Just tested this again with the latest CAPI-Operator release and latest version of ArgoCD. The pre-sync hook still stalls indefinitely, so I must terminate the sync to make the cluster API operator deployment move forward. I'm not sure if this is what is making all the namespaces get deleted or not (because they don't even exist yet when I terminate the sync job).

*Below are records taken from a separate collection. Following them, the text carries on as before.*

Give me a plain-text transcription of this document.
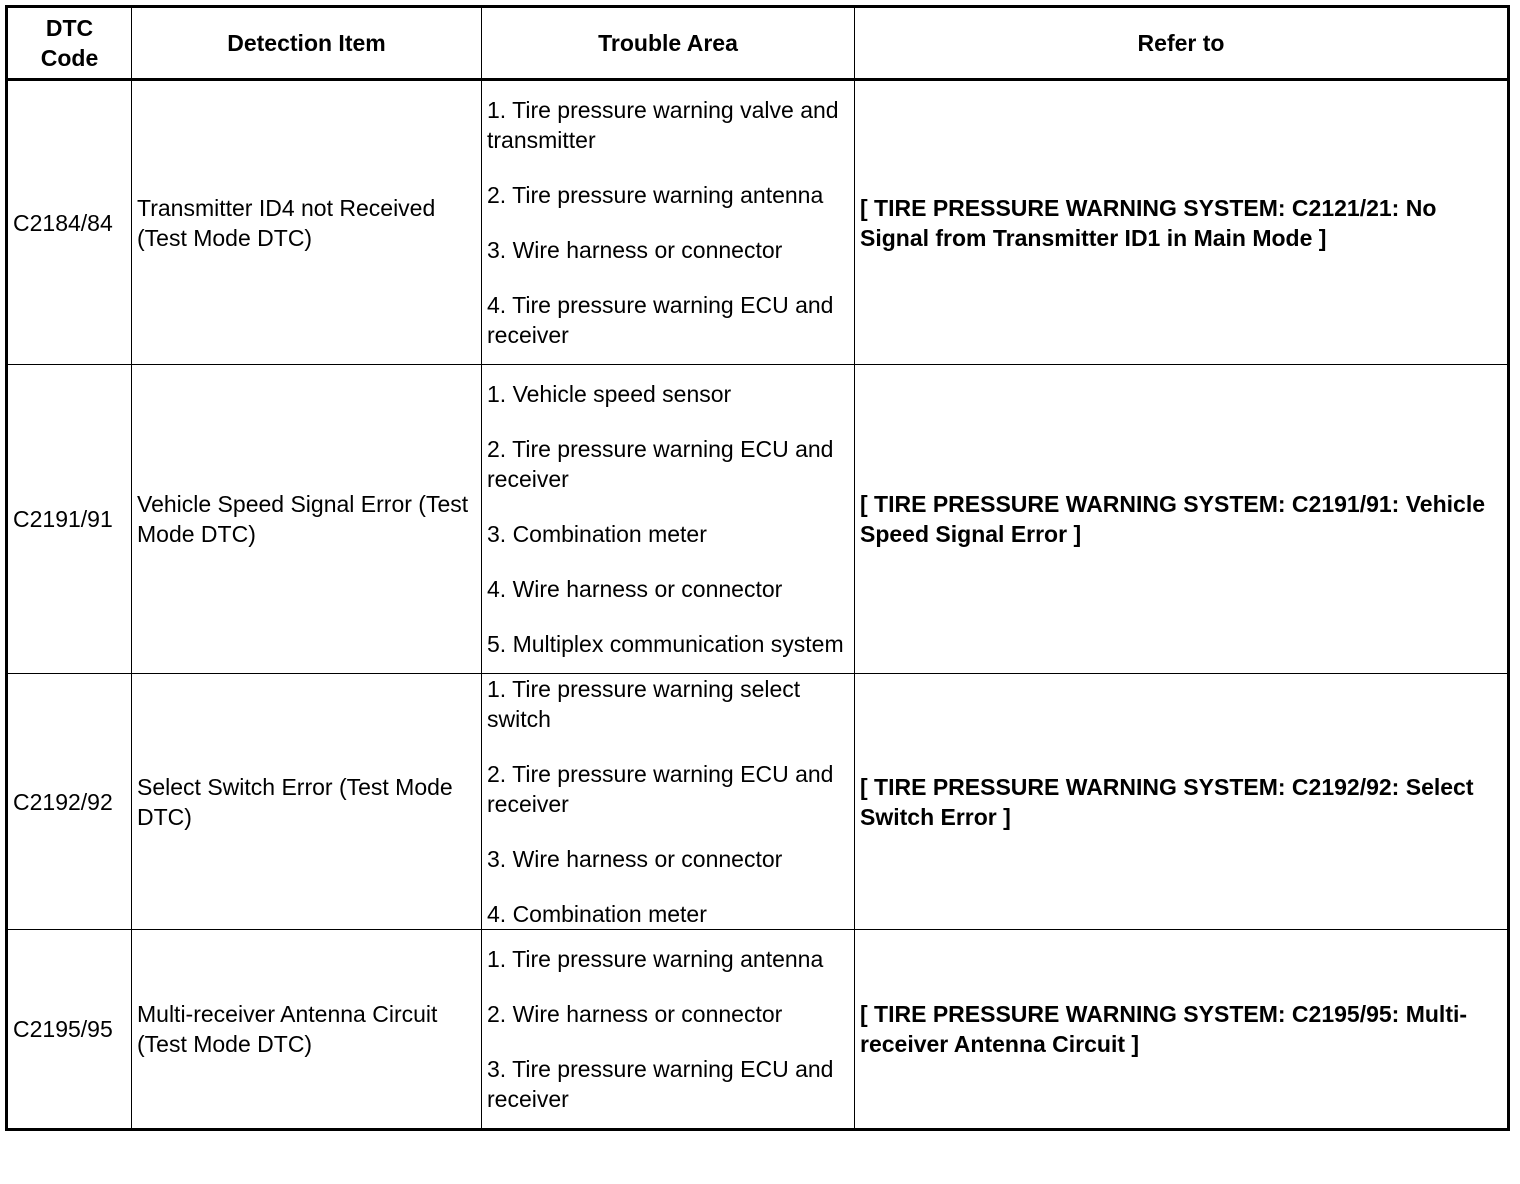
DTC
Code	Detection Item	Trouble Area	Refer to
C2184/84	Transmitter ID4 not Received (Test Mode DTC)	1. Tire pressure warning valve and transmitter

2. Tire pressure warning antenna

3. Wire harness or connector

4. Tire pressure warning ECU and receiver	[ TIRE PRESSURE WARNING SYSTEM: C2121/21: No Signal from Transmitter ID1 in Main Mode ]
C2191/91	Vehicle Speed Signal Error (Test Mode DTC)	1. Vehicle speed sensor

2. Tire pressure warning ECU and receiver

3. Combination meter

4. Wire harness or connector

5. Multiplex communication system	[ TIRE PRESSURE WARNING SYSTEM: C2191/91: Vehicle Speed Signal Error ]
C2192/92	Select Switch Error (Test Mode DTC)	1. Tire pressure warning select switch

2. Tire pressure warning ECU and receiver

3. Wire harness or connector

4. Combination meter	[ TIRE PRESSURE WARNING SYSTEM: C2192/92: Select Switch Error ]
C2195/95	Multi-receiver Antenna Circuit (Test Mode DTC)	1. Tire pressure warning antenna

2. Wire harness or connector

3. Tire pressure warning ECU and receiver	[ TIRE PRESSURE WARNING SYSTEM: C2195/95: Multi-receiver Antenna Circuit ]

But doing K8s API server audit logs I can confirm the deletion is from ArgoCD. Open to ideas on how to make ArgoCD NOT delete things and have the install work as well as not have the indefinite sleep hook problem See linked issue on ArgoCD.

{"username":"system:serviceaccount:argocd:argocd-application-controller","uid":"8ddf813e-5af5-4b02-bb20-ddd9044fc2f1","groups":["system:serviceaccounts","system:serviceaccounts:argocd","system:authenticated"],"extra":{"authentication.kubernetes.io/pod-name":["argo-cd-argocd-application-controller-0"],"authentication.kubernetes.io/pod-uid":["e20203fe-af97-489f-a64f-23233e4c0097"]}}

{"kind":"DeleteOptions","apiVersion":"meta.k8s.io/__internal","propagationPolicy":"Foreground"}

{"kind":"Namespace","apiVersion":"v1","metadata":{"name":"capi-system","uid":"acd052a8-6211-4b02-b0c2-a468ae37bdf1","resourceVersion":"447914","creationTimestamp":"2024-09-13T19:06:10.0000000Z","deletionTimestamp":"2024-09-13T19:06:47.0000000Z","labels":{"kubernetes.io/metadata.name":"capi-system"},"annotations":{"argocd.argoproj.io/tracking-id":"addon-gitops-aks-capi-operator:/Namespace:capi-operator-system/capi-system","helm.sh/hook":"post-install","helm.sh/hook-weight":"1"},"finalizers":["foregroundDeletion"],"managedFields":[{"manager":"argocd-controller","operation":"Apply","apiVersion":"v1","time":"2024-09-13T19:06:10.0000000Z","fieldsType":"FieldsV1","fieldsV1":{"f:metadata":{"f:annotations":{"f:argocd.argoproj.io/tracking-id":{},"f:helm.sh/hook":{},"f:helm.sh/hook-weight":{}}}}}]},"spec":{"finalizers":["kubernetes"]},"status":{"phase":"Terminating"}}

{"authorization.k8s.io/decision":"allow","authorization.k8s.io/reason":"RBAC: allowed by ClusterRoleBinding \"argo-cd-argocd-application-controller\" of ClusterRole \"argo-cd-argocd-application-controller\" to ServiceAccount \"argocd-application-controller/argocd\""}

K8s-API-Logs-ArgoCDRepro.xlsx

dtzar commented 3 weeks ago

Removed the sleep sync hook, tweaked cert-manager to be before all the other apps, and added the delete=false annotation to the namespaces see changes here.

CAPI-Operator unfortunately fails due to it not having the proper certs. I did see that the 60 second delay took effect AND that CAPI-Operator didn't even start to try and install until cert-manager pods said they were ready. When I manually applied the cert-manager related YAML from the CAPI-operator chart, deleted the capi-operator-controller pod, capi-operator started successfully and then ArgoCD did its job (using sync-waves) to try to create the namespaces next. Namespaces get created, then you can see ArgoCD trying to create some additional things and then BAM namespaces terminated. I setup ArgoCD debug logging before the deletion and captured the logs through the deletion process. Unfortunately, there is not an obvious culprit I can see anyways. Attached logs if you're curious.

appset-controller.log app-controller.log

guettli commented 2 weeks ago

Have you tried PrunePropagationPolicy "background"?